The surrender of Johnston to Sherman naturally followed Lee’s surrender. The war was over.

Between these two events our country suffered the greatest disaster in its history. Lincoln was assassinated.

Walt Whitman sang:

“O Captain! my Captain! our fearful trip is done,

The ship has weathered every rack, the prize we sought is won.

O Captain! my Captain! rise up and hear the bells;

Rise up—for you the flag is flung—for you the bugle trills.

My Captain does not answer, his lips are pale and still.”

Although exasperated by Lincoln’s assassination, the North was at the same time inspired by the grandeur of Grant’s conduct at Appomattox. Nobody was hanged for a political crime,[782] no land of the vanquished Confederates confiscated.
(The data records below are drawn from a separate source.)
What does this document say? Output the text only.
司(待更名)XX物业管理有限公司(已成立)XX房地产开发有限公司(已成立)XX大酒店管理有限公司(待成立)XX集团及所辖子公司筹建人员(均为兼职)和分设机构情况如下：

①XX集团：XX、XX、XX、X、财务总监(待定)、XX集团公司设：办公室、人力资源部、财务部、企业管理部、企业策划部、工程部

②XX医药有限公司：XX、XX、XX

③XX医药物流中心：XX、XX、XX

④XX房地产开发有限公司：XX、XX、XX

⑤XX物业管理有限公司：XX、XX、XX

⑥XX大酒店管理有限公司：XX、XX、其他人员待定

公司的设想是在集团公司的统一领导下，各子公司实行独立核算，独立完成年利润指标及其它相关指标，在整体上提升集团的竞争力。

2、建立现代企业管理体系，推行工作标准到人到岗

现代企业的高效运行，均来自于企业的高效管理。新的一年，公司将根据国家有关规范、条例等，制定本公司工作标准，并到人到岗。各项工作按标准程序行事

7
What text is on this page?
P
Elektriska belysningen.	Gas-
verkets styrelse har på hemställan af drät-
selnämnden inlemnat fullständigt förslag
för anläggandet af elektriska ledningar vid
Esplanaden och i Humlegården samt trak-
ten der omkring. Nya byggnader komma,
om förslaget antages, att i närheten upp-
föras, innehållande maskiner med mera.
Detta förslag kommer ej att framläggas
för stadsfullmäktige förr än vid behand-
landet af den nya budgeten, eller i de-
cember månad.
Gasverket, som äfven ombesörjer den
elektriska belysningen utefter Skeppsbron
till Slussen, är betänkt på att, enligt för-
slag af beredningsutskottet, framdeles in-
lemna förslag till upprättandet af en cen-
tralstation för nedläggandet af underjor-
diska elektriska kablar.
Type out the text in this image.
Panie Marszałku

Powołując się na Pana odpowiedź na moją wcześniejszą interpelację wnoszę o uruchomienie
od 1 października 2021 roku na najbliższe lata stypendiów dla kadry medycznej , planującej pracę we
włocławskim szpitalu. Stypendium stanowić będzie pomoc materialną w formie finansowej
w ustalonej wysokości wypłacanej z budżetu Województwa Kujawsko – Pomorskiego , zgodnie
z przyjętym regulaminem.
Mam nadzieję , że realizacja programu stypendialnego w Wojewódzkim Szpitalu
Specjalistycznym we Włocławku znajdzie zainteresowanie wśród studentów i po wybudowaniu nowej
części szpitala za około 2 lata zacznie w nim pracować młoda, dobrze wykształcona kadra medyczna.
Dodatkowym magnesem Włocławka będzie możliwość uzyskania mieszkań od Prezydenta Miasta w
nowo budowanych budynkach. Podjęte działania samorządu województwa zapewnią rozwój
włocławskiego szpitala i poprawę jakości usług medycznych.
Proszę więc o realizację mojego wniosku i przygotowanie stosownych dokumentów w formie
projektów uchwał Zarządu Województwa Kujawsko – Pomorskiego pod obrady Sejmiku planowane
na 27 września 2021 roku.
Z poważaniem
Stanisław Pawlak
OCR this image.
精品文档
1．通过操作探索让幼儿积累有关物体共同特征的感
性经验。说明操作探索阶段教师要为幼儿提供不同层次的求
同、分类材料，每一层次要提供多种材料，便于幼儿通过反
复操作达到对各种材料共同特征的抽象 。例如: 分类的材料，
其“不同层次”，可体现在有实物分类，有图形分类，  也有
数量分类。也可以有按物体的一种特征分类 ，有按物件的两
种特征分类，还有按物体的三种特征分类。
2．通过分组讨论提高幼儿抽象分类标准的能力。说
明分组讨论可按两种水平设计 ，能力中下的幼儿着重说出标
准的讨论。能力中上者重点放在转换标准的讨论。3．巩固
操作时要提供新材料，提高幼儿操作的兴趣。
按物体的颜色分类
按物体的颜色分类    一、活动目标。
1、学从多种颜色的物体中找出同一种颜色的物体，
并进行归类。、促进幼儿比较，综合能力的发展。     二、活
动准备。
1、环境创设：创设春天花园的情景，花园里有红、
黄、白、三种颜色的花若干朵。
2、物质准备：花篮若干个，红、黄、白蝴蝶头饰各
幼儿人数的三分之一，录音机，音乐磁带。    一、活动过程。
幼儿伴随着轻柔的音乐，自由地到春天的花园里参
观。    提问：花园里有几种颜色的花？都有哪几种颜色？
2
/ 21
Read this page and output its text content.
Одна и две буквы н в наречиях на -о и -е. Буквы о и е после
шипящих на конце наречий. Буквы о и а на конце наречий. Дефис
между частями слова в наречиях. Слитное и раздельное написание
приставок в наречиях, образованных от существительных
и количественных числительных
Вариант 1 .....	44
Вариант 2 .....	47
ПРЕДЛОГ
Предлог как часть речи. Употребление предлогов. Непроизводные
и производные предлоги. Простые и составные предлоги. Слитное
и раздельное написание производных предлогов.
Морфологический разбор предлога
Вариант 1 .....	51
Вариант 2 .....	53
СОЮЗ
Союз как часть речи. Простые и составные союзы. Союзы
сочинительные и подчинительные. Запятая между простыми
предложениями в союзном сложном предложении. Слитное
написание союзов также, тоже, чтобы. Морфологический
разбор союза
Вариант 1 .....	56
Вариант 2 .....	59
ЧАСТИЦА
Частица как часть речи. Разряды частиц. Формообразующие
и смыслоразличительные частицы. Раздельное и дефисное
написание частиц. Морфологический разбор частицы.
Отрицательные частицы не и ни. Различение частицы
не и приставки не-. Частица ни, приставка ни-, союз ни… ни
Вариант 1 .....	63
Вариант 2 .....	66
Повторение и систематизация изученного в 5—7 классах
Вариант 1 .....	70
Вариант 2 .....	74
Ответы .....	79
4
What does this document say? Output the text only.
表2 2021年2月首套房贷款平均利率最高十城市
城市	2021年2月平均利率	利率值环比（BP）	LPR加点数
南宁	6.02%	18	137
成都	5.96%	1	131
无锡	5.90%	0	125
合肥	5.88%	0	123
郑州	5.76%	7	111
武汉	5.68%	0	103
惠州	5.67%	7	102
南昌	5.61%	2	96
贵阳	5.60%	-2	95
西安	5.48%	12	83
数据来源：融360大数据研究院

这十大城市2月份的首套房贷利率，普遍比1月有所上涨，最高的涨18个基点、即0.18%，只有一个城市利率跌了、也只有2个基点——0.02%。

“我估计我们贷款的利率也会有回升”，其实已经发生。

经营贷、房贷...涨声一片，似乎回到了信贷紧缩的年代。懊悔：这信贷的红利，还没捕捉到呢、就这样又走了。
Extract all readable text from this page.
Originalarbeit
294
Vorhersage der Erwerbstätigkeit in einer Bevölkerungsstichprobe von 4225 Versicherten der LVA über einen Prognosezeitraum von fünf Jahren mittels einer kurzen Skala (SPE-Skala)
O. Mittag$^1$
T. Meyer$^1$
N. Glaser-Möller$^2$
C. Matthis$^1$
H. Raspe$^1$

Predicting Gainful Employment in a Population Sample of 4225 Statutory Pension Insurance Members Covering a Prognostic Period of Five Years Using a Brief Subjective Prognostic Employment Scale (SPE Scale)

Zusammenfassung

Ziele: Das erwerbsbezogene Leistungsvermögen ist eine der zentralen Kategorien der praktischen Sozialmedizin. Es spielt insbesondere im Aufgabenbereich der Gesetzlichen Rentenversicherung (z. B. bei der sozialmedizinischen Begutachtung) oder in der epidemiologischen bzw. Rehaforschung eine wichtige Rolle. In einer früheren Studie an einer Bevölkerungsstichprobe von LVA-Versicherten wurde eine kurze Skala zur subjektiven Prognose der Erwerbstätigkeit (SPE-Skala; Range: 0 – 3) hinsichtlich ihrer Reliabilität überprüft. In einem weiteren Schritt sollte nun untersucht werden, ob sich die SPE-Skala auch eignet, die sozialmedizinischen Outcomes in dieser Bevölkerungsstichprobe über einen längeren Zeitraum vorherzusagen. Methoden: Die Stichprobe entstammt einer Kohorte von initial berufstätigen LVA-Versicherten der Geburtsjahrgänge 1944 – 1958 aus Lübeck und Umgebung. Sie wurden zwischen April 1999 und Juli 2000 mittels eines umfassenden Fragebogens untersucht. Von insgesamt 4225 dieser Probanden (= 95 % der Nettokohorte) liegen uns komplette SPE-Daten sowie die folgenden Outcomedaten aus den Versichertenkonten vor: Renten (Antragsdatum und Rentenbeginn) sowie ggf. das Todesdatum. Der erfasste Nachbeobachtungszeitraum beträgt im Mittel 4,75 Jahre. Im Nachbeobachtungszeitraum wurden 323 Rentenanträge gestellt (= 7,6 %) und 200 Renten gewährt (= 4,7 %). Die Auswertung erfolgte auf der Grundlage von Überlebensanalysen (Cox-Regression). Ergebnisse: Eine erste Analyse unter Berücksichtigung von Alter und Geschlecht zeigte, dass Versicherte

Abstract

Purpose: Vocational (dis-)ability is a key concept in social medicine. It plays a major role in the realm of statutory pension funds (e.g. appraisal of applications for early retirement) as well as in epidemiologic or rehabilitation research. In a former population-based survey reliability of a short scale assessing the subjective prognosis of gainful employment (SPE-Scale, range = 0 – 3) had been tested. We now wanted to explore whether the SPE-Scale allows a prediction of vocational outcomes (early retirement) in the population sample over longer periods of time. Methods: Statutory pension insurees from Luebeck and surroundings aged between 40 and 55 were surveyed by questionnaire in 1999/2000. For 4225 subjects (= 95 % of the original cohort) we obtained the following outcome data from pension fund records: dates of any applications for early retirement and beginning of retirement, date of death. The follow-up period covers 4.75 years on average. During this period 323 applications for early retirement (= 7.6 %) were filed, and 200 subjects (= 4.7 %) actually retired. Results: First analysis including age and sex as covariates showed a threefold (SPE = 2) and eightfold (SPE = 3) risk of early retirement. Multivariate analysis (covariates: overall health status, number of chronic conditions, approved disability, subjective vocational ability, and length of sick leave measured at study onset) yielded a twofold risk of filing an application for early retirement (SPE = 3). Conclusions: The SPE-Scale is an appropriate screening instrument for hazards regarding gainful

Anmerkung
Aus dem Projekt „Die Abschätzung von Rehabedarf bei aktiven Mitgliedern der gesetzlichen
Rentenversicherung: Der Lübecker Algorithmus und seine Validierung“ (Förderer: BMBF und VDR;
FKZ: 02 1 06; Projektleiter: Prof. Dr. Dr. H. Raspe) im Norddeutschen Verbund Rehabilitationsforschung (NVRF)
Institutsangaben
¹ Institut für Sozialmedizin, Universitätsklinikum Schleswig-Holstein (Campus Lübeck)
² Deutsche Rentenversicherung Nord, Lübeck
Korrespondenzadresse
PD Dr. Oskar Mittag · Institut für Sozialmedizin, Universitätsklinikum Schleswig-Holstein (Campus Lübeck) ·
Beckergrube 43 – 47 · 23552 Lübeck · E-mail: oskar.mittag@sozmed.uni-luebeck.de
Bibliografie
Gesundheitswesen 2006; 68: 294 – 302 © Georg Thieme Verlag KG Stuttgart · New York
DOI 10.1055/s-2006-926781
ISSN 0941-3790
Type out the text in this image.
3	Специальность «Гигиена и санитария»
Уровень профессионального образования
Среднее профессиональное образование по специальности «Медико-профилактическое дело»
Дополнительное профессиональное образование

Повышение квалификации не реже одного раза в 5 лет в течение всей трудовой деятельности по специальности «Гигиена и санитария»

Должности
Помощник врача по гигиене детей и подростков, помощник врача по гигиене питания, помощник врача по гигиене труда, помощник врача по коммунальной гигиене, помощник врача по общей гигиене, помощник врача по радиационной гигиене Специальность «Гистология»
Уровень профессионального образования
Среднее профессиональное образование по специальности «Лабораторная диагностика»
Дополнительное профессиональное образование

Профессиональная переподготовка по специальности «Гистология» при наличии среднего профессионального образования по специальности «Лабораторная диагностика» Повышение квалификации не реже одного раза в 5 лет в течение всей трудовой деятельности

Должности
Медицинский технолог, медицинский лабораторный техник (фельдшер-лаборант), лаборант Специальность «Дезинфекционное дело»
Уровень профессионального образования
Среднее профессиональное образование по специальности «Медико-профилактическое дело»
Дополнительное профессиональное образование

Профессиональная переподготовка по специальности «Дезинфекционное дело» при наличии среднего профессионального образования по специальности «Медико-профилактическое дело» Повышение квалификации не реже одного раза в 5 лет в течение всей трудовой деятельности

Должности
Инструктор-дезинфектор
Since the Americans’ “most noble closing of the Civil War,” wrote George Meredith, “I have looked to them as the hope of our civilization.”[783]

The great man of the Civil War was Lincoln. Lacking him the North would have abandoned the contest. His love of country and abnegation of self made him a worthy leader. Other rulers of great power have remorselessly crushed those who stood in their way. He said, I am not in favor of crushing anybody out. Give every man a chance.

Lincoln is not as Mommsen wrote of Cæsar—the “entire and perfect man” who “worked and created as never any mortal did before or after him.” Verily Cæsar created Cæsarism for the modern world, the autocracy of the super-man. But which is the better policy to transmit to mankind, despotism or liberty? the better injunction, Submit yourselves unto Cæsar, or Give every man a chance? In intellect Cæsar and Lincoln are not to be compared. We speak of the mighty Cæsar, never of the mighty Lincoln. But nobody speaks of honest Julius, while Honest Old Abe will live through the ages.